Dans toutes les entreprises, l’employeur a des obligations d’afficher certains documents. En pratique, ces documents doivent être affichés dans des lieux facilement accessibles aux salariés, c’est-à-dire souvent dans un lieu où le travail est effectué.

Certains affichages sont obligatoires dans toutes les entreprises, d’autres dépendent du nombre de salariés dans l’entreprise.
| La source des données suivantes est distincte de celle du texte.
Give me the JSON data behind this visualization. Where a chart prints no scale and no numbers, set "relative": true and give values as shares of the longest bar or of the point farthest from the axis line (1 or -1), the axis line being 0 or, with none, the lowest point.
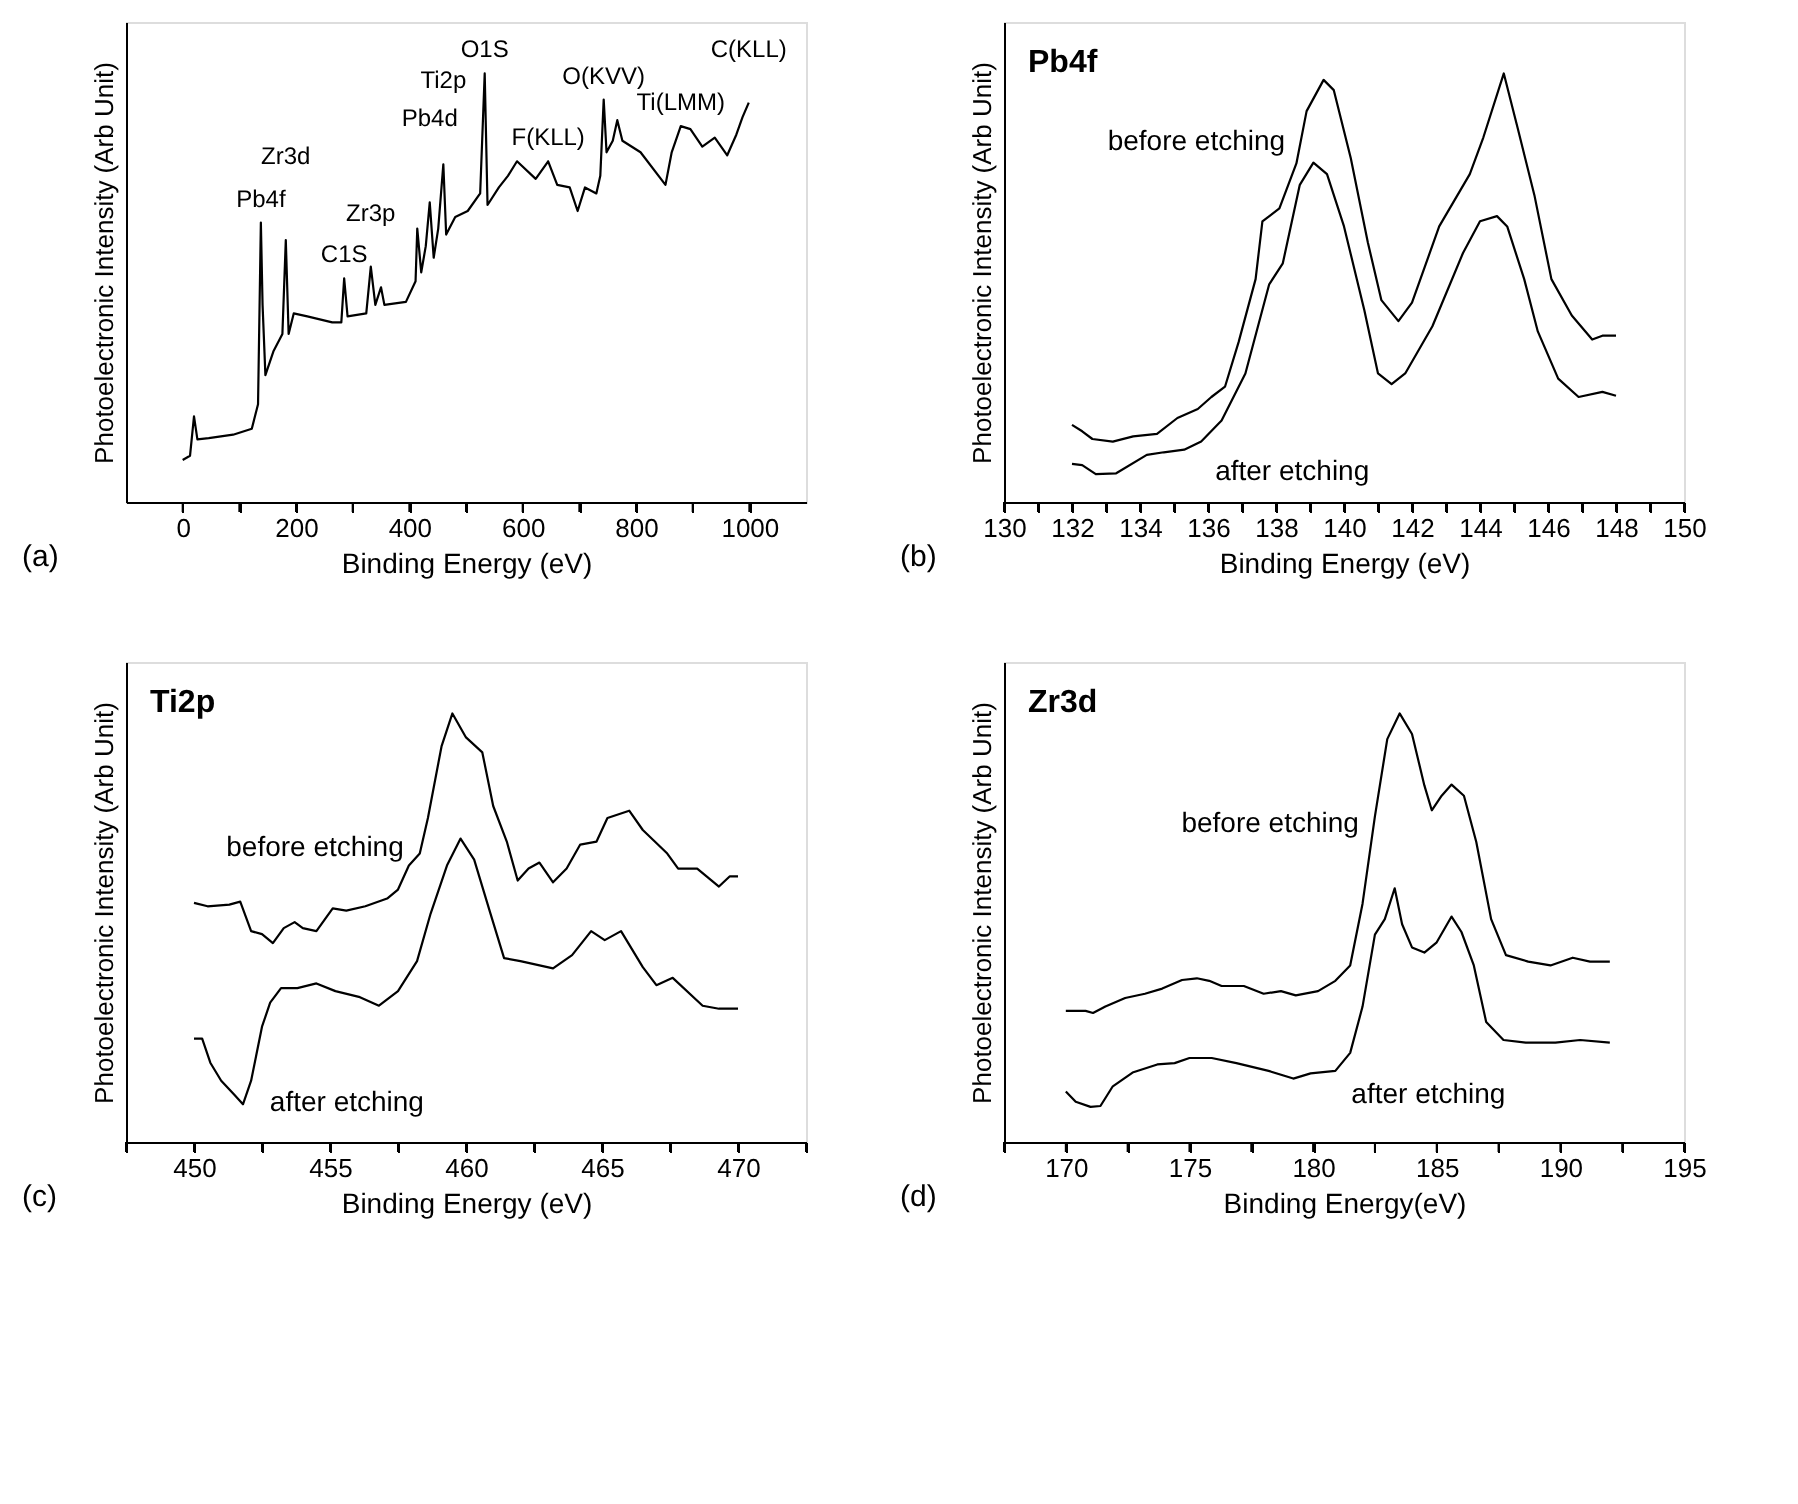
{
  "chart_data": [
    {
      "type": "line",
      "relative": true,
      "xlabel": "Binding Energy (eV)",
      "ylabel": "Photoelectronic Intensity (Arb Unit)",
      "tick_labels": "x",
      "xlim": [
        -100,
        1100
      ],
      "xticks": [
        0,
        {
          "value": 100,
          "label": null
        },
        200,
        {
          "value": 300,
          "label": null
        },
        400,
        {
          "value": 500,
          "label": null
        },
        600,
        {
          "value": 700,
          "label": null
        },
        800,
        {
          "value": 900,
          "label": null
        },
        1000
      ],
      "series": [
        {
          "color": "#000000",
          "x": [
            0,
            13,
            20,
            26,
            46,
            89,
            122,
            133,
            138,
            141,
            146,
            160,
            176,
            182,
            187,
            196,
            220,
            264,
            280,
            285,
            291,
            324,
            332,
            340,
            350,
            356,
            394,
            411,
            414,
            421,
            429,
            436,
            443,
            451,
            460,
            465,
            481,
            503,
            525,
            533,
            538,
            558,
            574,
            590,
            623,
            645,
            661,
            683,
            697,
            710,
            730,
            737,
            743,
            748,
            759,
            767,
            776,
            808,
            852,
            863,
            879,
            896,
            917,
            939,
            961,
            977,
            988,
            999
          ],
          "values": [
            0.098,
            0.108,
            0.2,
            0.146,
            0.149,
            0.157,
            0.171,
            0.228,
            0.652,
            0.46,
            0.296,
            0.351,
            0.392,
            0.611,
            0.392,
            0.44,
            0.433,
            0.419,
            0.419,
            0.522,
            0.433,
            0.44,
            0.549,
            0.46,
            0.501,
            0.46,
            0.467,
            0.515,
            0.638,
            0.536,
            0.597,
            0.699,
            0.57,
            0.638,
            0.788,
            0.624,
            0.665,
            0.679,
            0.72,
            1.0,
            0.693,
            0.734,
            0.761,
            0.795,
            0.754,
            0.795,
            0.74,
            0.734,
            0.679,
            0.734,
            0.72,
            0.761,
            0.939,
            0.816,
            0.843,
            0.891,
            0.843,
            0.816,
            0.74,
            0.816,
            0.877,
            0.87,
            0.829,
            0.85,
            0.809,
            0.857,
            0.898,
            0.932
          ]
        }
      ],
      "annotations": [
        "(a)",
        {
          "text": "Pb4f",
          "x": 138,
          "y": 0.652
        },
        {
          "text": "Zr3d",
          "x": 182,
          "y": 0.611
        },
        {
          "text": "C1S",
          "x": 285,
          "y": 0.522
        },
        {
          "text": "Zr3p",
          "x": 332,
          "y": 0.549
        },
        {
          "text": "Pb4d",
          "x": 436,
          "y": 0.699
        },
        {
          "text": "Ti2p",
          "x": 460,
          "y": 0.788
        },
        {
          "text": "O1S",
          "x": 533,
          "y": 1.0
        },
        {
          "text": "F(KLL)",
          "x": 645,
          "y": 0.795
        },
        {
          "text": "O(KVV)",
          "x": 743,
          "y": 0.939
        },
        {
          "text": "Ti(LMM)",
          "x": 879,
          "y": 0.877
        },
        {
          "text": "C(KLL)",
          "x": 999,
          "y": 0.932
        }
      ]
    },
    {
      "type": "line",
      "relative": true,
      "title": "Pb4f",
      "xlabel": "Binding Energy (eV)",
      "ylabel": "Photoelectronic Intensity (Arb Unit)",
      "tick_labels": "x",
      "xlim": [
        130,
        150
      ],
      "xticks": [
        130,
        {
          "value": 131,
          "label": null
        },
        132,
        {
          "value": 133,
          "label": null
        },
        134,
        {
          "value": 135,
          "label": null
        },
        136,
        {
          "value": 137,
          "label": null
        },
        138,
        {
          "value": 139,
          "label": null
        },
        140,
        {
          "value": 141,
          "label": null
        },
        142,
        {
          "value": 143,
          "label": null
        },
        144,
        {
          "value": 145,
          "label": null
        },
        146,
        {
          "value": 147,
          "label": null
        },
        148,
        {
          "value": 149,
          "label": null
        },
        150
      ],
      "series": [
        {
          "color": "#000000",
          "x": [
            132.0,
            132.3,
            132.6,
            133.2,
            133.8,
            134.5,
            135.1,
            135.7,
            136.1,
            136.5,
            136.9,
            137.4,
            137.6,
            138.1,
            138.6,
            138.9,
            139.4,
            139.7,
            140.2,
            140.7,
            141.1,
            141.6,
            142.0,
            142.8,
            143.7,
            144.1,
            144.7,
            145.1,
            145.6,
            146.1,
            146.7,
            147.3,
            147.6,
            148.0
          ],
          "values": [
            0.18,
            0.165,
            0.147,
            0.141,
            0.153,
            0.159,
            0.196,
            0.217,
            0.245,
            0.269,
            0.373,
            0.52,
            0.655,
            0.685,
            0.79,
            0.912,
            0.985,
            0.961,
            0.802,
            0.606,
            0.471,
            0.422,
            0.465,
            0.643,
            0.765,
            0.851,
            1.0,
            0.875,
            0.716,
            0.52,
            0.435,
            0.379,
            0.388,
            0.388
          ]
        },
        {
          "color": "#000000",
          "x": [
            132.0,
            132.3,
            132.7,
            133.3,
            134.2,
            134.7,
            135.3,
            135.8,
            136.4,
            137.1,
            137.8,
            138.2,
            138.7,
            139.1,
            139.5,
            140.0,
            140.6,
            141.0,
            141.4,
            141.8,
            142.6,
            143.5,
            144.0,
            144.5,
            144.8,
            145.3,
            145.7,
            146.3,
            146.9,
            147.6,
            148.0
          ],
          "values": [
            0.089,
            0.086,
            0.065,
            0.067,
            0.11,
            0.116,
            0.122,
            0.141,
            0.19,
            0.3,
            0.508,
            0.557,
            0.74,
            0.792,
            0.765,
            0.643,
            0.447,
            0.3,
            0.275,
            0.3,
            0.41,
            0.581,
            0.655,
            0.667,
            0.643,
            0.52,
            0.398,
            0.288,
            0.245,
            0.257,
            0.248
          ]
        }
      ],
      "annotations": [
        "(b)",
        {
          "text": "before etching",
          "x": 138.74,
          "y": 0.841
        },
        {
          "text": "after etching",
          "x": 135.74,
          "y": 0.126
        }
      ]
    },
    {
      "type": "line",
      "relative": true,
      "title": "Ti2p",
      "xlabel": "Binding Energy (eV)",
      "ylabel": "Photoelectronic Intensity (Arb Unit)",
      "tick_labels": "x",
      "xlim": [
        447.5,
        472.5
      ],
      "xticks": [
        {
          "value": 447.5,
          "label": null
        },
        450,
        {
          "value": 452.5,
          "label": null
        },
        455,
        {
          "value": 457.5,
          "label": null
        },
        460,
        {
          "value": 462.5,
          "label": null
        },
        465,
        {
          "value": 467.5,
          "label": null
        },
        470,
        {
          "value": 472.5,
          "label": null
        }
      ],
      "series": [
        {
          "color": "#000000",
          "x": [
            450.0,
            450.5,
            451.3,
            451.7,
            452.1,
            452.5,
            452.9,
            453.3,
            453.7,
            454.0,
            454.5,
            455.1,
            455.6,
            456.3,
            457.1,
            457.5,
            457.9,
            458.3,
            458.6,
            459.1,
            459.5,
            460.0,
            460.6,
            461.0,
            461.5,
            461.9,
            462.3,
            462.7,
            463.2,
            463.7,
            464.2,
            464.8,
            465.2,
            466.0,
            466.5,
            467.4,
            467.8,
            468.5,
            469.3,
            469.7,
            470.0
          ],
          "values": [
            0.558,
            0.55,
            0.554,
            0.561,
            0.492,
            0.485,
            0.464,
            0.499,
            0.513,
            0.499,
            0.492,
            0.545,
            0.54,
            0.55,
            0.568,
            0.589,
            0.645,
            0.673,
            0.756,
            0.923,
            1.0,
            0.944,
            0.909,
            0.784,
            0.701,
            0.61,
            0.638,
            0.652,
            0.606,
            0.638,
            0.694,
            0.701,
            0.756,
            0.773,
            0.728,
            0.673,
            0.638,
            0.638,
            0.596,
            0.62,
            0.62
          ]
        },
        {
          "color": "#000000",
          "x": [
            450.0,
            450.3,
            450.6,
            451.0,
            451.5,
            451.8,
            452.1,
            452.5,
            452.8,
            453.2,
            453.8,
            454.5,
            455.2,
            456.1,
            456.8,
            457.5,
            458.2,
            458.7,
            459.3,
            459.8,
            460.3,
            460.9,
            461.4,
            462.0,
            463.2,
            463.9,
            464.6,
            465.1,
            465.7,
            466.5,
            467.0,
            467.6,
            468.7,
            469.3,
            470.0
          ],
          "values": [
            0.241,
            0.241,
            0.185,
            0.143,
            0.109,
            0.088,
            0.143,
            0.269,
            0.325,
            0.359,
            0.359,
            0.37,
            0.352,
            0.338,
            0.318,
            0.352,
            0.422,
            0.533,
            0.645,
            0.708,
            0.659,
            0.533,
            0.429,
            0.422,
            0.405,
            0.436,
            0.492,
            0.471,
            0.492,
            0.408,
            0.366,
            0.383,
            0.318,
            0.311,
            0.311
          ]
        }
      ],
      "annotations": [
        "(c)",
        {
          "text": "before etching",
          "x": 458.3,
          "y": 0.687
        },
        {
          "text": "after etching",
          "x": 452.2,
          "y": 0.146
        }
      ]
    },
    {
      "type": "line",
      "relative": true,
      "title": "Zr3d",
      "xlabel": "Binding Energy(eV)",
      "ylabel": "Photoelectronic Intensity (Arb Unit)",
      "tick_labels": "x",
      "xlim": [
        167.5,
        195
      ],
      "xticks": [
        {
          "value": 167.5,
          "label": null
        },
        170,
        {
          "value": 172.5,
          "label": null
        },
        175,
        {
          "value": 177.5,
          "label": null
        },
        180,
        {
          "value": 182.5,
          "label": null
        },
        185,
        {
          "value": 187.5,
          "label": null
        },
        190,
        {
          "value": 192.5,
          "label": null
        },
        195
      ],
      "series": [
        {
          "color": "#000000",
          "x": [
            170.0,
            170.8,
            171.1,
            171.6,
            172.4,
            173.2,
            173.9,
            174.7,
            175.3,
            175.8,
            176.3,
            177.2,
            178.0,
            178.7,
            179.3,
            180.2,
            180.9,
            181.5,
            182.0,
            182.5,
            183.0,
            183.5,
            184.0,
            184.5,
            184.8,
            185.2,
            185.6,
            186.1,
            186.6,
            187.2,
            187.8,
            188.7,
            189.6,
            190.5,
            191.2,
            192.0
          ],
          "values": [
            0.306,
            0.306,
            0.301,
            0.316,
            0.336,
            0.346,
            0.358,
            0.378,
            0.382,
            0.376,
            0.364,
            0.364,
            0.346,
            0.352,
            0.342,
            0.352,
            0.376,
            0.412,
            0.556,
            0.76,
            0.94,
            1.0,
            0.952,
            0.832,
            0.774,
            0.808,
            0.834,
            0.808,
            0.7,
            0.52,
            0.436,
            0.421,
            0.412,
            0.43,
            0.421,
            0.421
          ]
        },
        {
          "color": "#000000",
          "x": [
            170.0,
            170.4,
            171.0,
            171.4,
            171.9,
            172.7,
            173.7,
            174.4,
            175.0,
            175.9,
            176.9,
            178.2,
            179.2,
            179.9,
            180.9,
            181.5,
            182.0,
            182.5,
            182.9,
            183.3,
            183.6,
            184.0,
            184.5,
            185.0,
            185.6,
            186.0,
            186.5,
            187.0,
            187.7,
            188.6,
            189.8,
            190.8,
            192.0
          ],
          "values": [
            0.118,
            0.094,
            0.082,
            0.084,
            0.13,
            0.162,
            0.181,
            0.184,
            0.196,
            0.196,
            0.184,
            0.166,
            0.148,
            0.16,
            0.166,
            0.208,
            0.316,
            0.484,
            0.52,
            0.592,
            0.508,
            0.454,
            0.442,
            0.466,
            0.526,
            0.49,
            0.412,
            0.28,
            0.238,
            0.232,
            0.232,
            0.238,
            0.232
          ]
        }
      ],
      "annotations": [
        "(d)",
        {
          "text": "before etching",
          "x": 182.5,
          "y": 0.742
        },
        {
          "text": "after etching",
          "x": 180.9,
          "y": 0.166
        }
      ]
    }
  ]
}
D'une manière générale, si l’employeur ne respecte pas ces affichages obligatoires, le Code du travail et le Code pénal prévoient des peines pouvant aller de 450 € à 1 500 €.

Les obligations d'affichage de l'employeur ont été largement simplifiées par un décret du 20 octobre 2016.

Affichages obligatoires dans toutes les entreprises

Les coordonnées de l’inspecteur du travail, du médecin du travail et des secours

L'employeur doit afficher, dans des locaux normalement accessibles aux travailleurs, l'adresse et le numéro d'appel du médecin du travail ou du service de prévention et de santé au travail compétent pour l'établissement, des services de secours d'urgence mais aussi de l'Inspection du travail compétente ainsi que le nom de l'inspecteur compétent (article D. 4711-1 du Code du travail). L’employeur doit également afficher les noms des responsables du matériel de secours et des personnes chargées d'organiser l'évacuation en cas d'incendie (articles R. 4227-37 et R. 4227-38 du Code du travail).

La convention collective et les accords applicables dans l'entreprise

Auparavant, l'employeur devait afficher la référence à la convention collective applicable dans l’entreprise ainsi que les accords applicables (article R. 2262-1 du Code du travail). Depuis le décret du 20 octobre 2016, il suffit de communiquer aux salariés sur ces points par tout moyen.

Les horaires de travail, les repos et les congés

L’employeur doit afficher les horaires de début et de fin de travail ainsi que la durée du repos (articles L. 3171-1, L. 3171-2 et D. 3171-3 du Code du travail).

Bon à savoir : auparavant, si le repos n'était pas donné le dimanche, l’employeur devait afficher les jours et les heures de repos collectifs (articles R. 3172-1 à R. 3172-9 du Code du travail). Depuis le décret du 20 octobre 2016, cette communication peut se faire par tout moyen.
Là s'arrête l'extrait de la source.